According to the latest IHS Markit/CIPS Purchasing Managers’ Index the global pandemic also hit overseas demand for UK manufacturers, leading to a series-record drop in new export business.
IHS Markit director Rob Dobson, said that huge swathes of industry were hit hard by company closures, weak global demand, lockdowns and social distancing measures in response to Covid-19 and the only pockets of growth were seen at firms making medical and food products.
“Supply-chains also felt the full force of the outbreak as average supplier delays rose to the greatest extent seen since PMI records began,” said Dobson. “International goods flows were constrained by delays in air freight, shipping and border control issues, and staff shortages often limited production.”
Dobson said that the outstanding question that remained was how long the current restrictions would need to remain in place, and which sectors can start to safely reopen.
“The pressure is mounting, as the longer the global economy remains in lockdown the greater the cost to industry will grow, and the greater the likelihood that more jobs will be cut.”
The PMI fell to a record low of 32.6 in April, down from 47.8 in March.
Duncan Brock, group director at the Chartered Institute of Procurement & Supply (CIPS), said that the manufacturing sector took an abrupt nosedive into the red with purchasing activity, production and new orders falling at the fastest rates in nearly 30-years.

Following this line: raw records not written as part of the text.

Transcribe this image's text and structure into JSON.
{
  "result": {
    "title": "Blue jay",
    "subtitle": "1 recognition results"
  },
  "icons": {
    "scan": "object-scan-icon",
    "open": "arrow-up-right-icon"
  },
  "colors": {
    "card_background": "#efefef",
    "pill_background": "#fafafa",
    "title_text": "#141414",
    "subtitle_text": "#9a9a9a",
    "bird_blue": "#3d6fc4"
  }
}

“The coronavirus pandemic affected supply chains from beginning to end. Domestic customers deferred orders and export customers thrashed around trying to source a dwindling number of raw materials to keep their supply chains operating before finally giving up.”
Brock warned that with the expectation of potential price rises to come, some firms had resorted to stockpiling measures in an attempt to beat future “supply pandemonium” which he believed had only exacerbated the problem of dysfunctional supply chains”.
UK manufacturing supply chains were victim of “substantial disruption” in April, with production, new orders and employment all contracted at the fastest rates in recorded history, while lead times lengthened to their highest in 28 years.